Male and female rats show different patterns of kidney gene expression throughout their lives

Male and female rats show different patterns of kidney gene expression throughout their lives, a study in the open access journal Biology of Sex Differences reveals. The finding could help explain some of the gender differences observed in human renal disease, and lead to improved biomarkers of kidney function. 

Our kidneys play many important physiological roles. They filter waste products from the blood, produce urine, regulate blood pressure and make hormones. It's accepted that men and women experience renal disease differently - sex differences have been spotted in acute, chronic and diabetic kidney disease and in response to renal toxins - but the mechanisms responsible for these differences are unclear.

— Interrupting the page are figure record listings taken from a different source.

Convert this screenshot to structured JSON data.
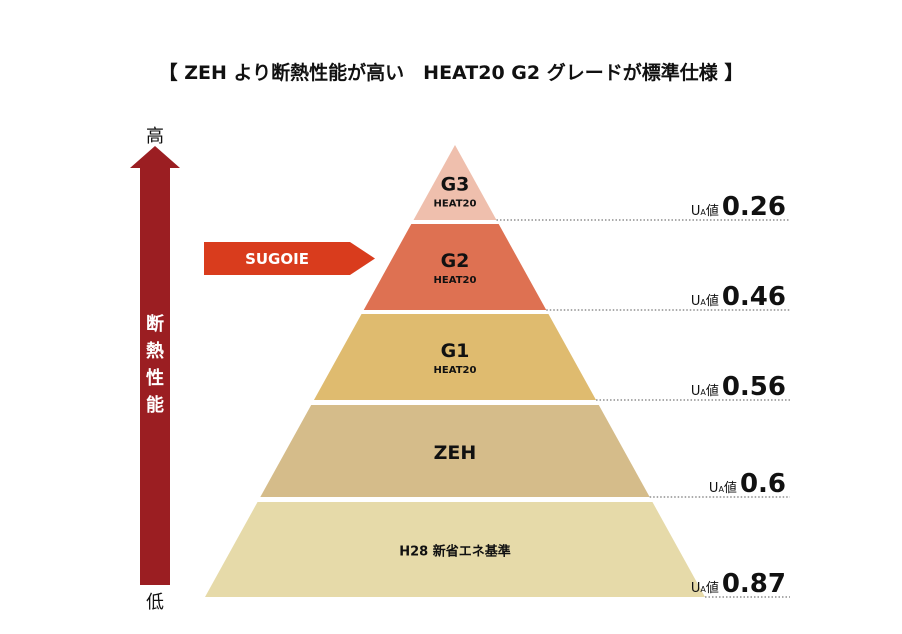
{
  "title": "【 ZEH より断熱性能が高い　HEAT20  G2 グレードが標準仕様 】",
  "axis": {
    "high": "高",
    "low": "低",
    "label": [
      "断",
      "熱",
      "性",
      "能"
    ]
  },
  "marker": {
    "label": "SUGOIE"
  },
  "ua_label": {
    "main": "U",
    "sub": "A",
    "unit": "値"
  },
  "levels": [
    {
      "name": "G3",
      "sub": "HEAT20",
      "ua": 0.26,
      "color": "#efbfad"
    },
    {
      "name": "G2",
      "sub": "HEAT20",
      "ua": 0.46,
      "color": "#de7152"
    },
    {
      "name": "G1",
      "sub": "HEAT20",
      "ua": 0.56,
      "color": "#dfbb6f"
    },
    {
      "name": "ZEH",
      "ua": 0.6,
      "color": "#d5bc8a"
    },
    {
      "name": "H28 新省エネ基準",
      "ua": 0.87,
      "color": "#e6daa9"
    }
  ]
}
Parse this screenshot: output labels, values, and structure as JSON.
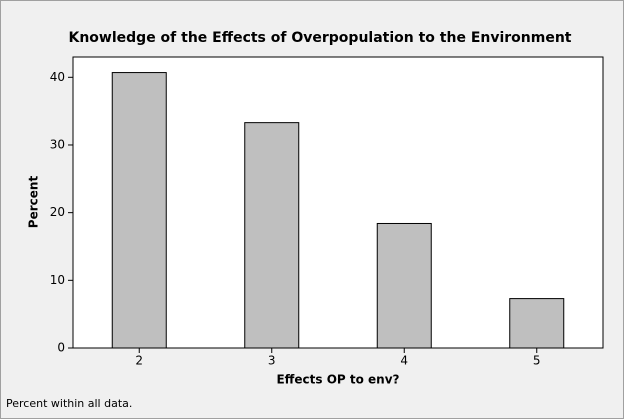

James C. Fuscoe and colleagues at the National Center for Toxicological Research, USFDA, Jefferson, AR studied gene expression  in the kidneys of male and female rats from 2 weeks to 2 years old, and identified over 800 genes that were expressed at different levels between the sexes. The findings help to explain what's happening at the molecular level, inside the kidney, as the rats age. Many of the differentially expressed genes were involved in pathways linked to renal injury, drug metabolism, and immune cell and inflammatory responses.

Expression levels of many of these genes also varied across the lifecycle. 'Middle-aged' females expressed higher levels of genes involved in xenobiotic metabolism and endocrine function, whilst males of the same age expressed higher levels of genes related to oxidative stress and renal cell death. So together, the findings may help explain some of the gender differences seen in human patients.

There are currently half a dozen urinary biomarkers of kidney injury qualified by the FDA. Dramatic sex differences were also spotted in the expression of genes encoding these biomarker proteins, a finding that should be taken into account as current biomarkers are used, and new biomarkers are developed.